Are you mad? Are you nuts? Are you crazy? Are you out of your mind? Are you a lunatic? No, we never use the last statement! We do not call people lunatics. Being a lunatic is a serious matter. It is not being crazy or nuts or scattered brain or anything we may call each other casually. However a lunatic is someone who needs to confine to a sanatorium, or just to pay a visit to a psychiatrist. In such a case, we do not still call the person a lunatic, but call the doctor or the hospital.
In fact, sanity is in the mind of the beholder! Each one of us has done or said things, that in retrospect may be called as foolish or crazy or “I don’t really know what came over me when I said (did) that”! Then, we try to think and act like others. Some of our politicians consider insane people prone to crime, and therefore, dangerous. In the absence of mental health facilities, politicians want insanes and criminals locked down the same. They also consider anyone who lives in the street to be mentally deranged. What is missing in this equation is economical conditions. But who is really insane: the politician or the street person?
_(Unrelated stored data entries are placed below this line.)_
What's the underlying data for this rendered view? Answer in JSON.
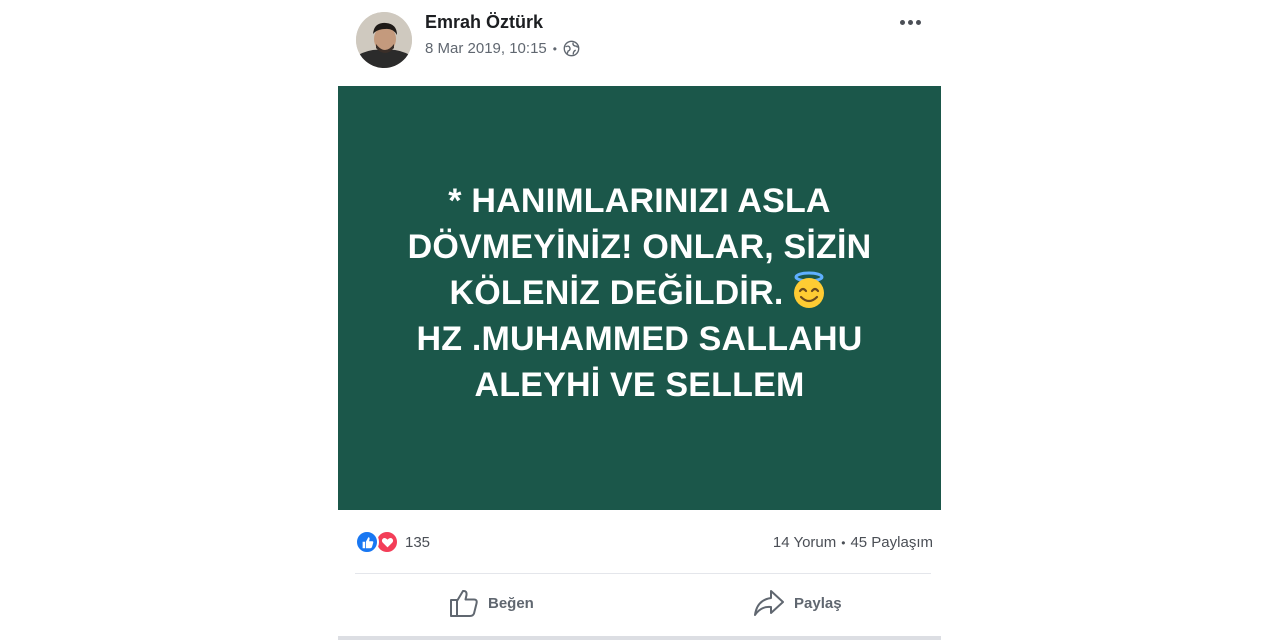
{
  "post": {
    "author": "Emrah Öztürk",
    "timestamp": "8 Mar 2019, 10:15",
    "privacy_icon": "globe-icon",
    "more_icon": "more-options-icon",
    "image_text_lines": [
      "* HANIMLARINIZI ASLA",
      "DÖVMEYİNİZ! ONLAR, SİZİN",
      "KÖLENİZ DEĞİLDİR.",
      "HZ .MUHAMMED SALLAHU",
      "ALEYHİ VE SELLEM"
    ],
    "image_background": "#1b574a"
  },
  "stats": {
    "reaction_count": "135",
    "comments": "14 Yorum",
    "shares": "45 Paylaşım"
  },
  "actions": {
    "like_label": "Beğen",
    "share_label": "Paylaş"
  },
  "colors": {
    "like_blue": "#1877f2",
    "love_red": "#f33e58",
    "text_secondary": "#606770"
  }
}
As a result of an increase in crime in Oakland California, the government of this city is hiring ex-police chiefs of other large cities to come up with a crime-fighting solution. Streets of Oakland are filled with homeless people, who do not have a place to live due to their economic or their mental conditions. On the other hand, there are several gangs who wage turf-wars in the streets of Oakland, for the same reasons of mental or economic conditions. Spousal abuse and domestic conflicts are also rampant in the city. In this condition, is the law enforcement the agency that should come up with a solution to this increasing problem, or psychologists, sociologists, and anthropologists? Government officials, who constantly reduce social benefits and expand the disparity between the rich and the poor, should address this question. Since wars waged on other nations of the Middle East and Africa, ignited by the US, the crime rate decreased, and when soldiers started going back home, it increased. According to FBI report: “Preliminary figures indicate that, as a whole, law enforcement agencies throughout the nation reported an increase of 1.9 percent in the number of violent crimes brought to their attention for the first 6 months of 2012 when compared with figures reported for the same time in 2011. The violent crime category includes murder, forcible rape, robbery, and aggravated assault. The number of property crimes in the United States from January to June of 2012 increased 1.5 percent when compared with data from the same time period in 2011. Property crimes include burglary, larceny-theft, and motor vehicle theft. Arson is also a property crime, but data for arson are not included in property crime totals. Figures for 2012 indicate that arson increased 3.2 percent when compared to 2011 figures from the same time period.” (see: FBI report for Jan to June of 2012)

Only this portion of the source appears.